Moraes intervém em concurso e determina nova prova para candidato com nanismo reprovado em teste físico

O ministro Alexandre de Moraes, do Supremo Tribunal Federal (STF), determinou que um candidato com nanismo, eliminado na fase física de um concurso para delegado da Polícia Civil de Minas Gerais, terá direito a uma nova avaliação, com possibilidade de adaptação das provas.

A decisão foi tomada após reclamação apresentada por Matheus Menezes Matos, que havia sido aprovado em todas as etapas teóricas do certame — incluindo provas objetiva, discursiva e oral —, mas acabou reprovado no Teste de Aptidão Física por não atingir a distância mínima exigida no salto horizontal.

Antes da realização do exame físico, o candidato solicitou à Fundação Getulio Vargas (FGV), responsável pela organização do concurso, a adequação das provas em razão de sua condição, devidamente comprovada por laudo médico.

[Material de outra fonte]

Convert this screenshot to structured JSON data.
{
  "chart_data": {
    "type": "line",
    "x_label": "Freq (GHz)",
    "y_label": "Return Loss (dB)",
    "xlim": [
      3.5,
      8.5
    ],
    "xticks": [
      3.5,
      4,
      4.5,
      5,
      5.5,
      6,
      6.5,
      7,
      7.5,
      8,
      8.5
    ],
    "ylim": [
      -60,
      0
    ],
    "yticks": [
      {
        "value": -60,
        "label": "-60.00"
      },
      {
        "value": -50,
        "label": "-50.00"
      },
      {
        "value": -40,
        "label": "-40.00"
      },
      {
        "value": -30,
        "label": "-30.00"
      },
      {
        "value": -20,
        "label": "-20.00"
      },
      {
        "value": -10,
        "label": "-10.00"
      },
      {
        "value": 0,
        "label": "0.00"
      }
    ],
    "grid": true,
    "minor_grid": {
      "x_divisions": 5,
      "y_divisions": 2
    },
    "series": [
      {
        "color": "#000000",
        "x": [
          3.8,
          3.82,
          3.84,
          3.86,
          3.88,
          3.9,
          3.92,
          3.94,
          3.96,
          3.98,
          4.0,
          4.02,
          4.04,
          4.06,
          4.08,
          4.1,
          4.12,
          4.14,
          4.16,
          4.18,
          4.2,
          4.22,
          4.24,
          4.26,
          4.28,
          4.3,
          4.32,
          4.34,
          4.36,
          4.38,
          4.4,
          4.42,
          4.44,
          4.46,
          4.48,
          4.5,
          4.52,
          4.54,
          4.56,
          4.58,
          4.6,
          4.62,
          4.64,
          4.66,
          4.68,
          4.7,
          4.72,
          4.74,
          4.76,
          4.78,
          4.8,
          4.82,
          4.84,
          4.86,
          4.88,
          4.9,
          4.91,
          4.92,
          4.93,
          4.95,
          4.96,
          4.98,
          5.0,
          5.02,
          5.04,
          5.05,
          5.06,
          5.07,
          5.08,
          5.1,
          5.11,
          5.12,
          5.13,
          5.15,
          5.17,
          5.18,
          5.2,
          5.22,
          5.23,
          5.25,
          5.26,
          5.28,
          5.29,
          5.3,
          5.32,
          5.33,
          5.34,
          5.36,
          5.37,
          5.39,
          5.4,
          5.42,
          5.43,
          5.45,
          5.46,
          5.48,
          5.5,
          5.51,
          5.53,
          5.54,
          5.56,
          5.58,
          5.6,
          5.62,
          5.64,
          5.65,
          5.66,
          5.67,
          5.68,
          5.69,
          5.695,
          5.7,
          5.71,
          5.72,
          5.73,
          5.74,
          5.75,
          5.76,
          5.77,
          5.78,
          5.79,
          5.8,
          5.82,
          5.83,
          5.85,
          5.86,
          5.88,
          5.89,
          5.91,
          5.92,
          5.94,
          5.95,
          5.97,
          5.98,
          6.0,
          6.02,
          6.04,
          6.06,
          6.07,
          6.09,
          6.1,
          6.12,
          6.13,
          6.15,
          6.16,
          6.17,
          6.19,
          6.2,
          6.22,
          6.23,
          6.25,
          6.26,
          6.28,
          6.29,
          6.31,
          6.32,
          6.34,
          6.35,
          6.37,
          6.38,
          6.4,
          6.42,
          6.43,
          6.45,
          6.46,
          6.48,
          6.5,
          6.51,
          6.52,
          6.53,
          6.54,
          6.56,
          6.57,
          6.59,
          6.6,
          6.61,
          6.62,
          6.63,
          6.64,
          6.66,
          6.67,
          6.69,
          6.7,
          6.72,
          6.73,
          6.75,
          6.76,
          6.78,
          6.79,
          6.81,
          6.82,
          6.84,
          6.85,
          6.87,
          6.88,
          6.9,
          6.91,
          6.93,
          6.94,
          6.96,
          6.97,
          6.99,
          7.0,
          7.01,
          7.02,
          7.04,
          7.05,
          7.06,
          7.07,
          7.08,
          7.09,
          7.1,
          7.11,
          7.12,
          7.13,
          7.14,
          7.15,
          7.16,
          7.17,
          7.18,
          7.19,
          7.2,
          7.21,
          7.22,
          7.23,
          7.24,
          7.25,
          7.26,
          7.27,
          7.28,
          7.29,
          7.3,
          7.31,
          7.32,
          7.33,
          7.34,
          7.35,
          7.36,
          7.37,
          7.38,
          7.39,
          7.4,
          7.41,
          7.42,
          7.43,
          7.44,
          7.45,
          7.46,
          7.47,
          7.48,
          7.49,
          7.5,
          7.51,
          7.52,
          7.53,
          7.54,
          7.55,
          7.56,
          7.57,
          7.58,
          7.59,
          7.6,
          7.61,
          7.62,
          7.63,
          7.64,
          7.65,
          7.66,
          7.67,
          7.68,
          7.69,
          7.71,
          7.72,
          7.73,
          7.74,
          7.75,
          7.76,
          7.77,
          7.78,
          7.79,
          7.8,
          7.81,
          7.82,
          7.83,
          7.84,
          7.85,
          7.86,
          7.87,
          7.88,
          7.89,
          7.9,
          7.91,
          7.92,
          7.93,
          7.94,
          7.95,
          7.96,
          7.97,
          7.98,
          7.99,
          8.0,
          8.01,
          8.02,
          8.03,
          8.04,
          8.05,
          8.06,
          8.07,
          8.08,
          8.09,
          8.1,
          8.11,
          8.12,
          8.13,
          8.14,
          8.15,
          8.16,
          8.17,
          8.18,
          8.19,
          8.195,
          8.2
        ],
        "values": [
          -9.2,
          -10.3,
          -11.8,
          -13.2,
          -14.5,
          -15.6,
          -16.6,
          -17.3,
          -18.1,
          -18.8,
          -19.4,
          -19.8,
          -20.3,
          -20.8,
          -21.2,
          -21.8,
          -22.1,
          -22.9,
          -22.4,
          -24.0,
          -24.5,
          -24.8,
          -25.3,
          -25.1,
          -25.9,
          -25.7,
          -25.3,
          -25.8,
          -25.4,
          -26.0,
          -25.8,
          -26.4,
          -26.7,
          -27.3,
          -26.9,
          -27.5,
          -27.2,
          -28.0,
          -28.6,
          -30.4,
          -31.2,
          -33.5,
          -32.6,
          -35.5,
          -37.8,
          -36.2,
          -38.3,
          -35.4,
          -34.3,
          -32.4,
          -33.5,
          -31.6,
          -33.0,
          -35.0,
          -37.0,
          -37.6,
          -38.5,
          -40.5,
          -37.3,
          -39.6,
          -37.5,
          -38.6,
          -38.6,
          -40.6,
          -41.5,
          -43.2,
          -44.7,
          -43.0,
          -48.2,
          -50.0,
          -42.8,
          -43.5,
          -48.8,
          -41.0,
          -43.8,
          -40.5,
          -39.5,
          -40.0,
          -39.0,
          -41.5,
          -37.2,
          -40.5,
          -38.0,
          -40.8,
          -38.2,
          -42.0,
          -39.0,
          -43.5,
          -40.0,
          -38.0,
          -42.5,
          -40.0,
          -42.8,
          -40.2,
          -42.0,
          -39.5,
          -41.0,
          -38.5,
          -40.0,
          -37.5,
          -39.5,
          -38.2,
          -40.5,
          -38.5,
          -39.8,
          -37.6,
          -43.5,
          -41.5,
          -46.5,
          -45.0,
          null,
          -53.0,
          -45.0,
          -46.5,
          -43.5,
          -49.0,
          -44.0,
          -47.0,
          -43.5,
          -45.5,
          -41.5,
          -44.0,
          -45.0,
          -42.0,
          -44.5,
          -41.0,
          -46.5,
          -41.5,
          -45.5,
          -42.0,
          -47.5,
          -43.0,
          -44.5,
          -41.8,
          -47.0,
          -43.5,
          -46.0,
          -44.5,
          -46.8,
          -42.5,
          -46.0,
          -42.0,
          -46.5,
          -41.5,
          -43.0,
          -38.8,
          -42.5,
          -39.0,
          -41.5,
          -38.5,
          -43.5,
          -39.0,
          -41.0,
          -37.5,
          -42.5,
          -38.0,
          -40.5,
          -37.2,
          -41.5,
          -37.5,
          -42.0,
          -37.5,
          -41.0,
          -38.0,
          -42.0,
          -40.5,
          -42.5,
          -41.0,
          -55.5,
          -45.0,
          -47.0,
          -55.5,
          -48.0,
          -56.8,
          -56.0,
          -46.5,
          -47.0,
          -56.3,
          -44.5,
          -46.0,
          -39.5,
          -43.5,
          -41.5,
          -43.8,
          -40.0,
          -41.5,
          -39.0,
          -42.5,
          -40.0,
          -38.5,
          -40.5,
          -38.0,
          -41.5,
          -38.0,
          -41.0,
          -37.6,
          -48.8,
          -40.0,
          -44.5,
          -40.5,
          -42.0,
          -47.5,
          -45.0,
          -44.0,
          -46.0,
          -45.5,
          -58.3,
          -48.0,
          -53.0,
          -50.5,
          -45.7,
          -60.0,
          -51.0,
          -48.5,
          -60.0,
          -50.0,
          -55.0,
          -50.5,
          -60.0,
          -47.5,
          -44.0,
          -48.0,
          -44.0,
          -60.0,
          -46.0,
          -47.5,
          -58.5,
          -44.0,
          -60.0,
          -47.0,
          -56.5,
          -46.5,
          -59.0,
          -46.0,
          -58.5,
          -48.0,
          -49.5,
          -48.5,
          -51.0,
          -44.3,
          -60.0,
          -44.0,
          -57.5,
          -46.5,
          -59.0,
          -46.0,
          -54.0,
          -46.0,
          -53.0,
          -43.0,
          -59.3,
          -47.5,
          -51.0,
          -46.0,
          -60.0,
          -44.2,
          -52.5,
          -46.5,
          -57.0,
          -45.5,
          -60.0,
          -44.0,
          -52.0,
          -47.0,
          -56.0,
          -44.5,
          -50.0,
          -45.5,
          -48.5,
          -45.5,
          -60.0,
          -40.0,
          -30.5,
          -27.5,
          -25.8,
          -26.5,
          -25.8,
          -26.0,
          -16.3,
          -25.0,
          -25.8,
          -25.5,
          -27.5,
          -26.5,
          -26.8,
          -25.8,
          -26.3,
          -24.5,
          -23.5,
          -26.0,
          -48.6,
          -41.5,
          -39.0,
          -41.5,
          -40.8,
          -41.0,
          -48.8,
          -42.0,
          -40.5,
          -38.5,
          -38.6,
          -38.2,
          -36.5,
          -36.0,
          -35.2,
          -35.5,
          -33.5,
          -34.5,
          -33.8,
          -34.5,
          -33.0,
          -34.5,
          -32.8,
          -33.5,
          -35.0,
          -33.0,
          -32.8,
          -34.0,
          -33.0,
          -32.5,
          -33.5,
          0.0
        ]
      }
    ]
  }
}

O pedido, no entanto, não foi aceito, e ele acabou submetido aos mesmos critérios aplicados aos demais participantes.

Ao analisar o caso, Moraes concluiu que houve desrespeito a entendimento já consolidado pelo STF, especialmente no julgamento da Ação Direta de Inconstitucionalidade (ADI) 6.476, que assegura a candidatos com deficiência o direito a adaptações razoáveis em concursos públicos, inclusive nas etapas físicas.

Na decisão, o ministro classificou como “inadmissível” a aplicação de critérios idênticos aos da ampla concorrência sem qualquer tipo de ajuste. Ele também destacou que não ficou comprovado que a exigência específica do salto horizontal, nos moldes aplicados, seja indispensável para o exercício da função de delegado.

Com a decisão, foi anulada a eliminação do candidato. A banca organizadora deverá reavaliar o pedido de adaptação e, caso reconheça a necessidade, Matheus poderá refazer o teste físico com critérios compatíveis com sua condição.

O candidato argumentou que a exigência de salto mínimo de 1,65 metro era incompatível com suas características físicas. Além disso, sustentou que houve violação ao Estatuto da Pessoa com Deficiência (Lei nº 13.146/2015), que garante igualdade de oportunidades e prevê a adoção de medidas de acessibilidade em processos seletivos públicos.